An experiment I just invented yesterday (although most likely I will find out Art school have been doing it for years!) - often happens - I 'find' a new and exciting something that gets me buzzing with enthusiasm only to read about it later in some book or the other...haha keeps you from getting too big headed though!)
OK - the long version: I was painting some backgrounds ready for the nautilus shell I have been asked to paint - the backgrounds were black with a hint of blue for the ocean (their house decor is b&W). I needed some fun so squeezed big blobs of paint directly onto the paper before mixing and combining with a brush. Took a couple of prints to remove the excess but noticed my water jar was full of black swirling pigment and had one of those 'WHAT IF' moments.

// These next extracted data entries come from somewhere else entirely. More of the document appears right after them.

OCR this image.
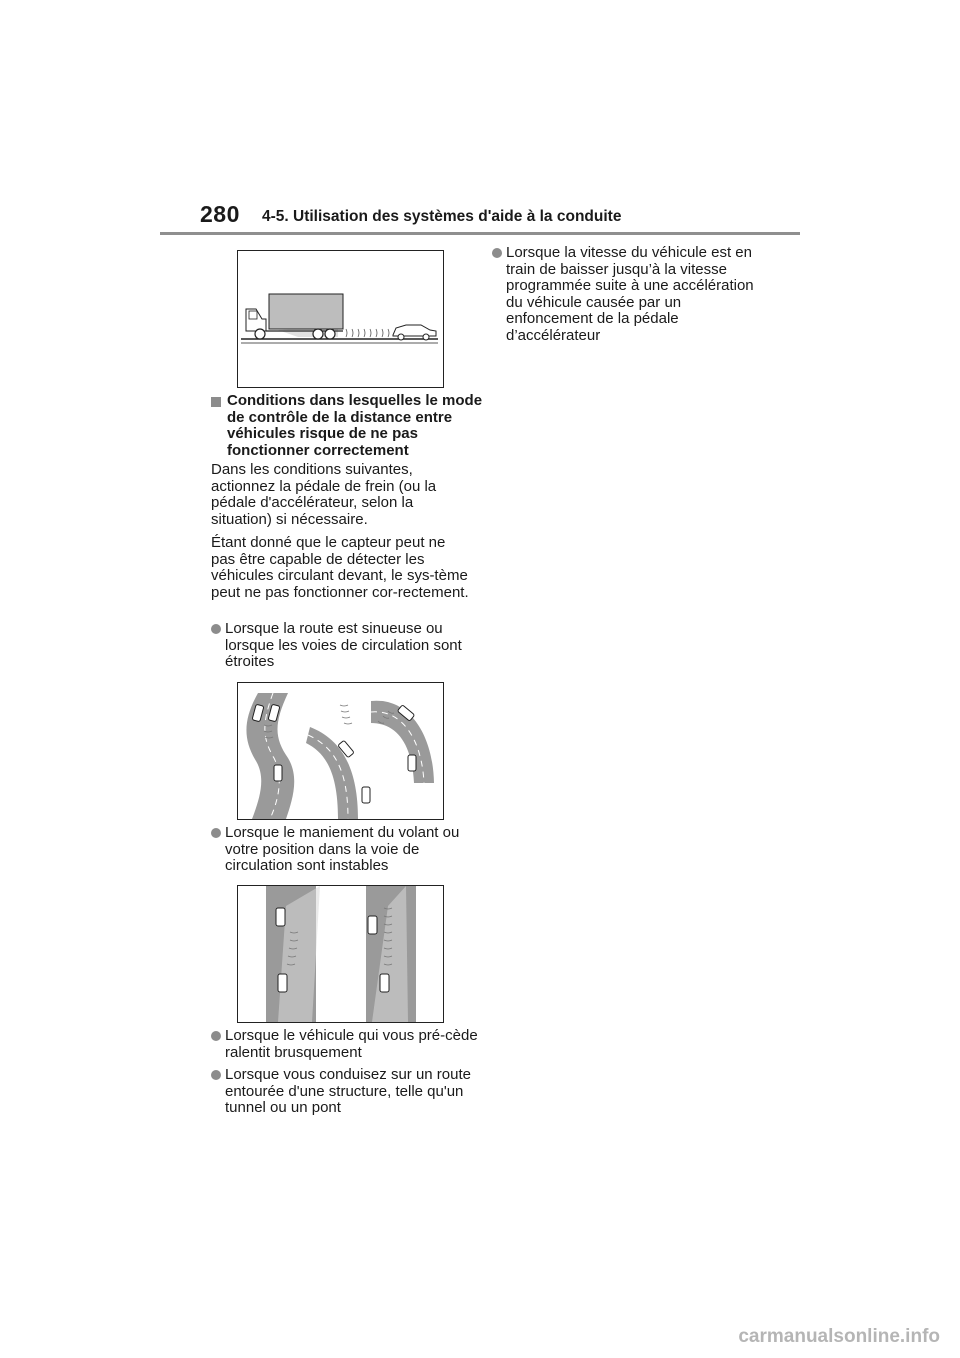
280 4-5. Utilisation des systèmes d'aide à la conduite
Conditions dans lesquelles le mode de contrôle de la distance entre véhicules risque de ne pas fonctionner correctement

Dans les conditions suivantes, actionnez la pédale de frein (ou la pédale d'accélérateur, selon la situation) si nécessaire.

Étant donné que le capteur peut ne pas être capable de détecter les véhicules circulant devant, le sys-tème peut ne pas fonctionner cor-rectement.

Lorsque la route est sinueuse ou lorsque les voies de circulation sont étroites
Lorsque le maniement du volant ou votre position dans la voie de circulation sont instables
Lorsque le véhicule qui vous pré-cède ralentit brusquement
Lorsque vous conduisez sur un route entourée d'une structure, telle qu'un tunnel ou un pont
Lorsque la vitesse du véhicule est en train de baisser jusqu’à la vitesse programmée suite à une accélération du véhicule causée par un enfoncement de la pédale d’accélérateur
carmanualsonline.info
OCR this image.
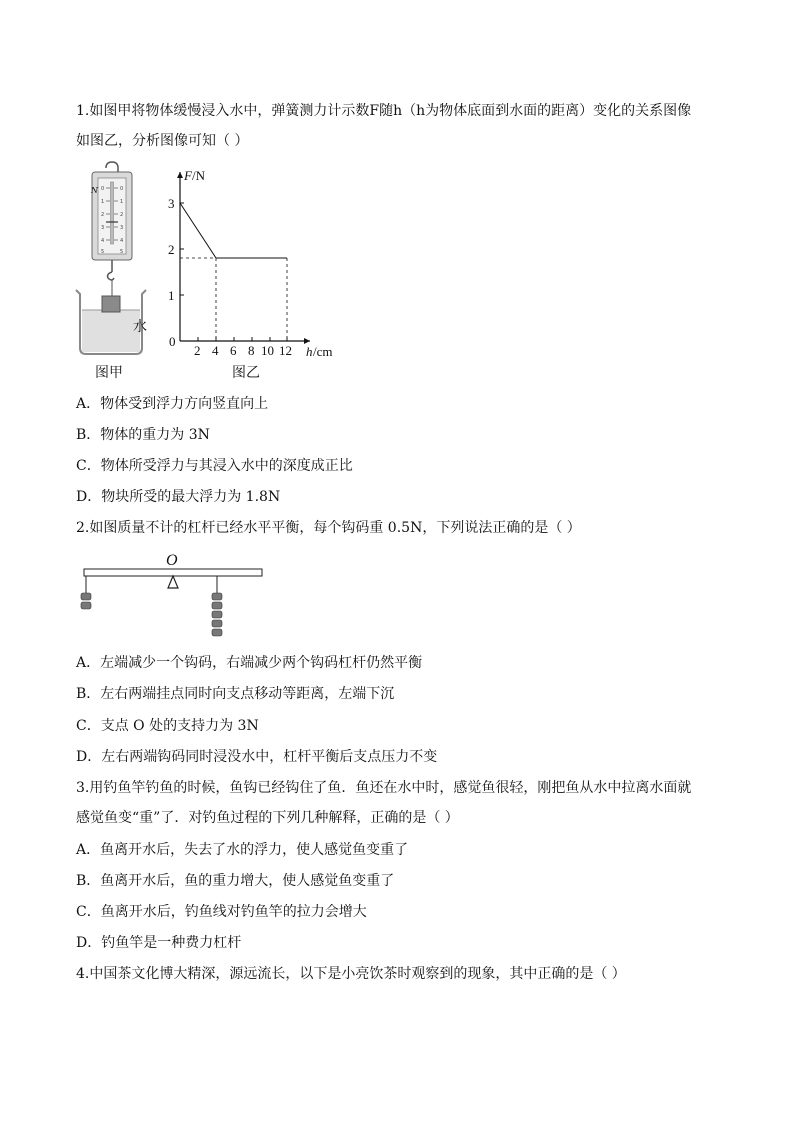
1.如图甲将物体缓慢浸入水中，弹簧测力计示数F随h（h为物体底面到水面的距离）变化的关系图像
如图乙，分析图像可知（ ）
0	0
1	1
2	2
3	3
4	4
5	5
N
水
图甲
F /N
1
2
3
0
2 4 6 8 10 12 h /cm
图乙
A．物体受到浮力方向竖直向上
B．物体的重力为 3N
C．物体所受浮力与其浸入水中的深度成正比
D．物块所受的最大浮力为 1.8N
2.如图质量不计的杠杆已经水平平衡，每个钩码重 0.5N，下列说法正确的是（ ）
O
A．左端减少一个钩码，右端减少两个钩码杠杆仍然平衡
B．左右两端挂点同时向支点移动等距离，左端下沉
C．支点 O 处的支持力为 3N
D．左右两端钩码同时浸没水中，杠杆平衡后支点压力不变
3.用钓鱼竿钓鱼的时候，鱼钩已经钩住了鱼．鱼还在水中时，感觉鱼很轻，刚把鱼从水中拉离水面就
感觉鱼变“重”了．对钓鱼过程的下列几种解释，正确的是（ ）
A．鱼离开水后，失去了水的浮力，使人感觉鱼变重了
B．鱼离开水后，鱼的重力增大，使人感觉鱼变重了
C．鱼离开水后，钓鱼线对钓鱼竿的拉力会增大
D．钓鱼竿是一种费力杠杆
4.中国茶文化博大精深，源远流长，以下是小亮饮茶时观察到的现象，其中正确的是（ ）
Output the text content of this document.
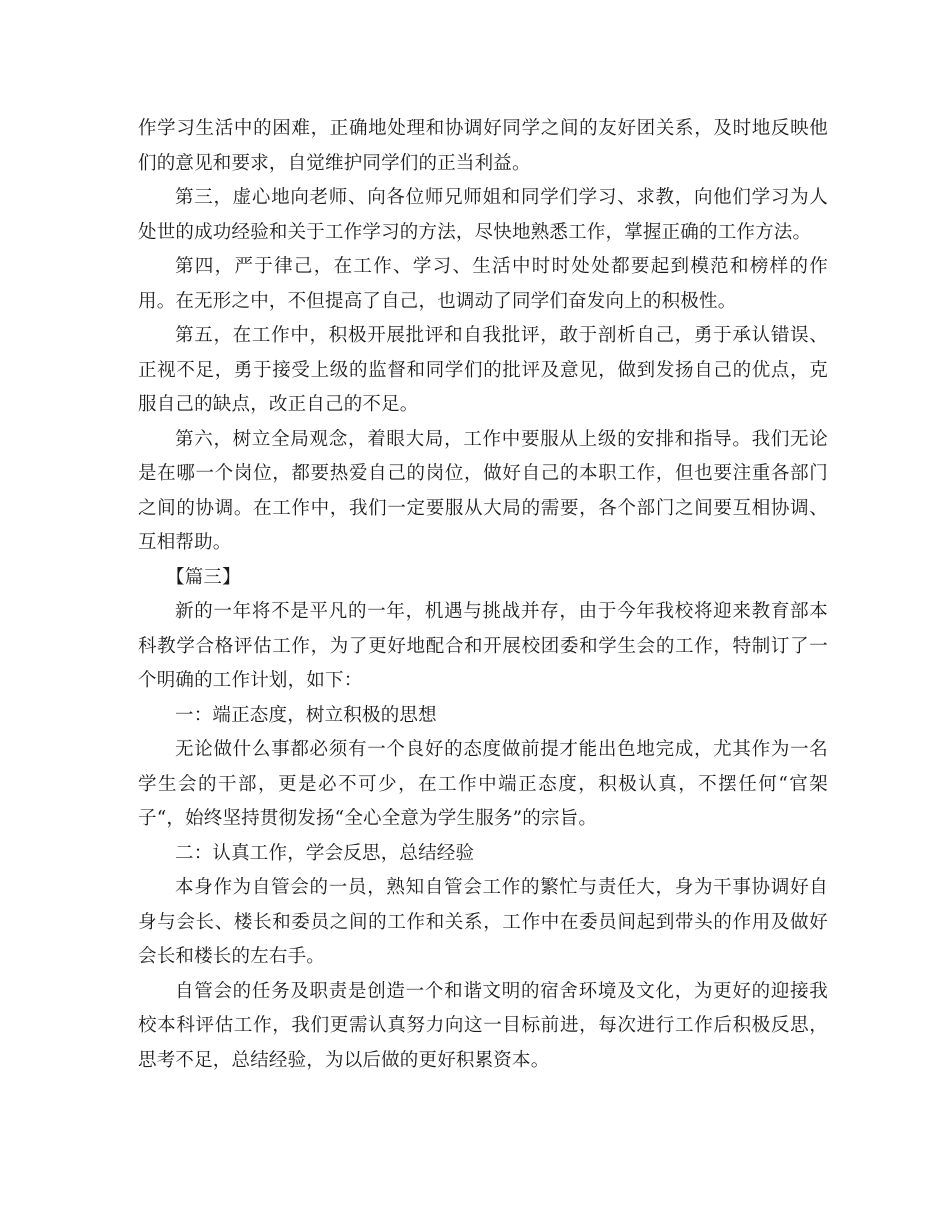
作学习生活中的困难，正确地处理和协调好同学之间的友好团关系，及时地反映他们的意见和要求，自觉维护同学们的正当利益。

第三，虚心地向老师、向各位师兄师姐和同学们学习、求教，向他们学习为人处世的成功经验和关于工作学习的方法，尽快地熟悉工作，掌握正确的工作方法。

第四，严于律己，在工作、学习、生活中时时处处都要起到模范和榜样的作用。在无形之中，不但提高了自己，也调动了同学们奋发向上的积极性。

第五，在工作中，积极开展批评和自我批评，敢于剖析自己，勇于承认错误、正视不足，勇于接受上级的监督和同学们的批评及意见，做到发扬自己的优点，克服自己的缺点，改正自己的不足。

第六，树立全局观念，着眼大局，工作中要服从上级的安排和指导。我们无论是在哪一个岗位，都要热爱自己的岗位，做好自己的本职工作，但也要注重各部门之间的协调。在工作中，我们一定要服从大局的需要，各个部门之间要互相协调、互相帮助。

【篇三】

新的一年将不是平凡的一年，机遇与挑战并存，由于今年我校将迎来教育部本科教学合格评估工作，为了更好地配合和开展校团委和学生会的工作，特制订了一个明确的工作计划，如下：

一：端正态度，树立积极的思想

无论做什么事都必须有一个良好的态度做前提才能出色地完成，尤其作为一名学生会的干部，更是必不可少，在工作中端正态度，积极认真，不摆任何“官架子“，始终坚持贯彻发扬“全心全意为学生服务”的宗旨。

二：认真工作，学会反思，总结经验

本身作为自管会的一员，熟知自管会工作的繁忙与责任大，身为干事协调好自身与会长、楼长和委员之间的工作和关系，工作中在委员间起到带头的作用及做好会长和楼长的左右手。

自管会的任务及职责是创造一个和谐文明的宿舍环境及文化，为更好的迎接我校本科评估工作，我们更需认真努力向这一目标前进，每次进行工作后积极反思，思考不足，总结经验，为以后做的更好积累资本。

Went something like...'Mmmm. WHAT IF I soak some watercolour paper sheets in that - would they pick up the pigment - would save wasting it..." So went through the cupboards and the only thing I could find was the dish tray (that you sit under the dish rack) Mine is A3 size if that makes any sense.
So cut the paper to fit and placed it in the tray. Poured the Black water on top, topped it off with some clean water and left it sitting on a bench in the outside studio area to soak for a bit. I LOVE playing and experimenting.
An AMAZING thing occurred. The sun was SO fierce that the water heated up and the paper partially dried in places and lifted from the pigment bath (as I am calling it). Re sunk it and it did the same thing over and over - the result of which is a beautiful artwork in its own right - looks like a pebbled beach. The second paper I did looks like a shallow rock pool. I was so excited when I saw how they were turning out that I have them both properly stretched on a heavy piece of board ready to see if they need to be worked on further.
The different shades of grey and black add real depth to each work. I am so excited to try more. They did not work so well if done inside - had to be out in the full sun - must be something about the water heating up and the paper drying in stages before being resunk to then dry in different places.